The diagnosis of FGN can be established by renal biopsy, and electron microscopy findings demonstrates randomly arranged nonbranching fibrils with a mean diameter of 18-20 nm (range 10-30 nm) deposited in mesangial areas and along GBM. The fibrils are mostly confined to glomeruli and stain by immunofluorescence for IgG, C3, kappa, and lambda [6].

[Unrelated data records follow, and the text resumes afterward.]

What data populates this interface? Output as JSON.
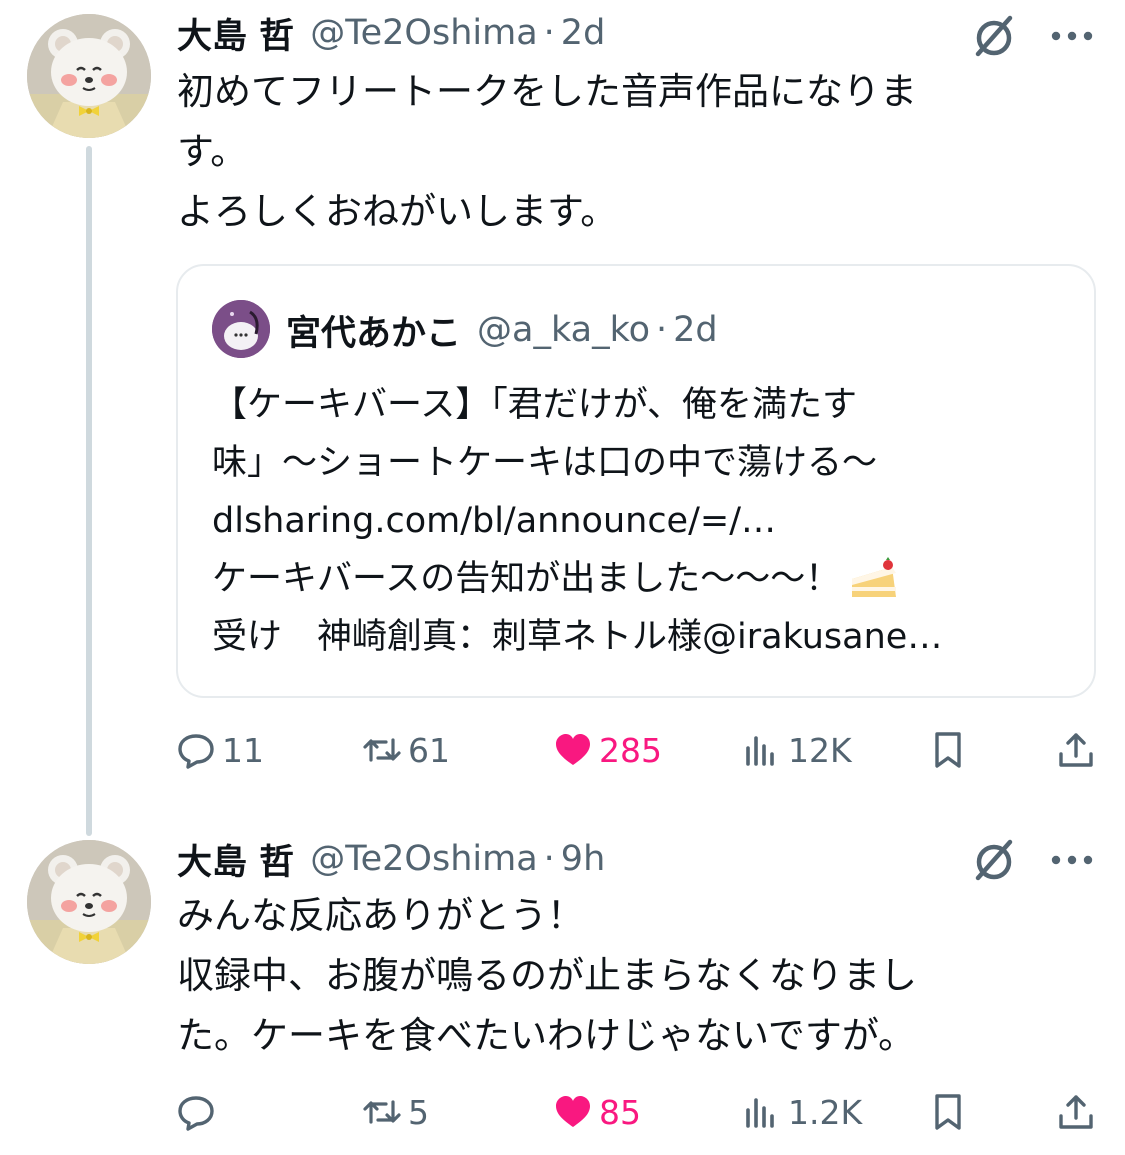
{
  "colors": {
    "text": "#0f1419",
    "secondary": "#536471",
    "like": "#f91880",
    "border": "#e7ebee",
    "thread_line": "#cfd9de"
  },
  "icons": [
    "grok-icon",
    "more-icon",
    "reply-icon",
    "retweet-icon",
    "heart-icon",
    "views-icon",
    "bookmark-icon",
    "share-icon"
  ],
  "tweets": [
    {
      "name": "大島 哲",
      "handle": "@Te2Oshima",
      "separator": "·",
      "time": "2d",
      "body_lines": [
        "初めてフリートークをした音声作品になりま",
        "す。",
        "よろしくおねがいします。"
      ],
      "quote": {
        "name": "宮代あかこ",
        "handle": "@a_ka_ko",
        "separator": "·",
        "time": "2d",
        "lines": [
          "【ケーキバース】「君だけが、俺を満たす",
          "味」～ショートケーキは口の中で蕩ける～",
          "dlsharing.com/bl/announce/=/…",
          "ケーキバースの告知が出ました～～～！",
          "受け　神崎創真：刺草ネトル様@irakusane…"
        ]
      },
      "actions": {
        "replies": "11",
        "retweets": "61",
        "likes": "285",
        "views": "12K"
      }
    },
    {
      "name": "大島 哲",
      "handle": "@Te2Oshima",
      "separator": "·",
      "time": "9h",
      "body_lines": [
        "みんな反応ありがとう！",
        "収録中、お腹が鳴るのが止まらなくなりまし",
        "た。ケーキを食べたいわけじゃないですが。"
      ],
      "actions": {
        "replies": "",
        "retweets": "5",
        "likes": "85",
        "views": "1.2K"
      }
    }
  ]
}
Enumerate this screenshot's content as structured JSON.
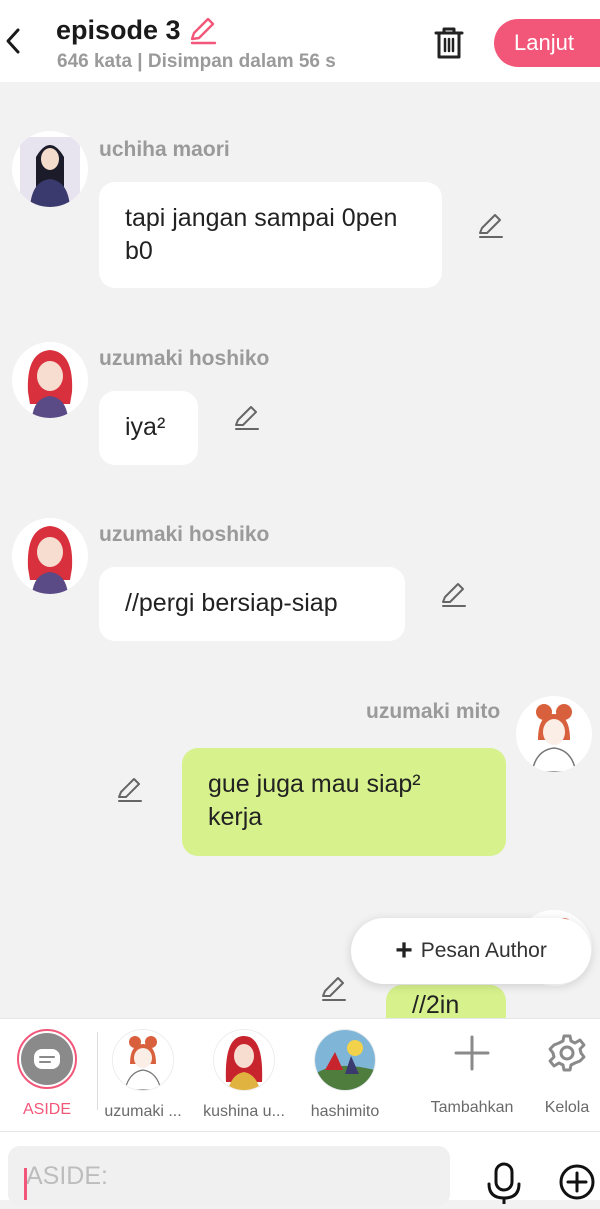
{
  "header": {
    "title": "episode 3",
    "subtitle": "646 kata | Disimpan dalam 56 s",
    "next_label": "Lanjut"
  },
  "messages": [
    {
      "sender": "uchiha maori",
      "text": "tapi jangan sampai 0pen b0",
      "side": "left"
    },
    {
      "sender": "uzumaki hoshiko",
      "text": "iya²",
      "side": "left"
    },
    {
      "sender": "uzumaki hoshiko",
      "text": "//pergi bersiap-siap",
      "side": "left"
    },
    {
      "sender": "uzumaki mito",
      "text": "gue juga mau siap² kerja",
      "side": "right"
    },
    {
      "sender": "",
      "text": "//2in",
      "side": "right"
    }
  ],
  "fab": {
    "label": "Pesan Author"
  },
  "characters": [
    {
      "label": "ASIDE"
    },
    {
      "label": "uzumaki ..."
    },
    {
      "label": "kushina u..."
    },
    {
      "label": "hashimito"
    },
    {
      "label": "Tambahkan"
    },
    {
      "label": "Kelola"
    }
  ],
  "input": {
    "placeholder": "ASIDE:"
  },
  "colors": {
    "accent": "#f2577a",
    "bubble_green": "#d7f28c",
    "bubble_white": "#ffffff",
    "background": "#f2f2f2"
  },
  "icons": [
    "back-arrow-icon",
    "pencil-icon",
    "trash-icon",
    "plus-icon",
    "gear-icon",
    "mic-icon",
    "add-circle-icon",
    "message-icon"
  ]
}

Histologically, renal biopsies demonstrate diffuse mesangial expansion by eosinophilic material which is negative for Congo red stain. Other histologic patterns include mesangial proliferation, membranoproliferative glomerulonephritis, crescents (~25%), and segmental and/or global glomerular scarring [6]. In 2018, the Mayo Clinic [7] and the University of Washington [8] groups identified DNAJB9, one of the most abundant proteins in the FGN glomerular proteome. DNAJB9 is present in the normal kidney at low levels in podocytes, renal tubular epithelial cells, and endothelial and mesangial cells. The only disease associated with DNAJB9 extracellular deposition is FGN. DNAJB9 is not seen in other forms of glomerulonephritis or amyloidosis. DNAJB9 co-localizes with IgG and components of the classic complement pathway in glomeruli. The sensitivity and specificity of DNAJB9 staining for the diagnosis of FGN are known to be 98% and 99%, respectively [9]. The DNAJB9 stain also helps to establish the diagnosis of FGN when electron microscopy is not readily available.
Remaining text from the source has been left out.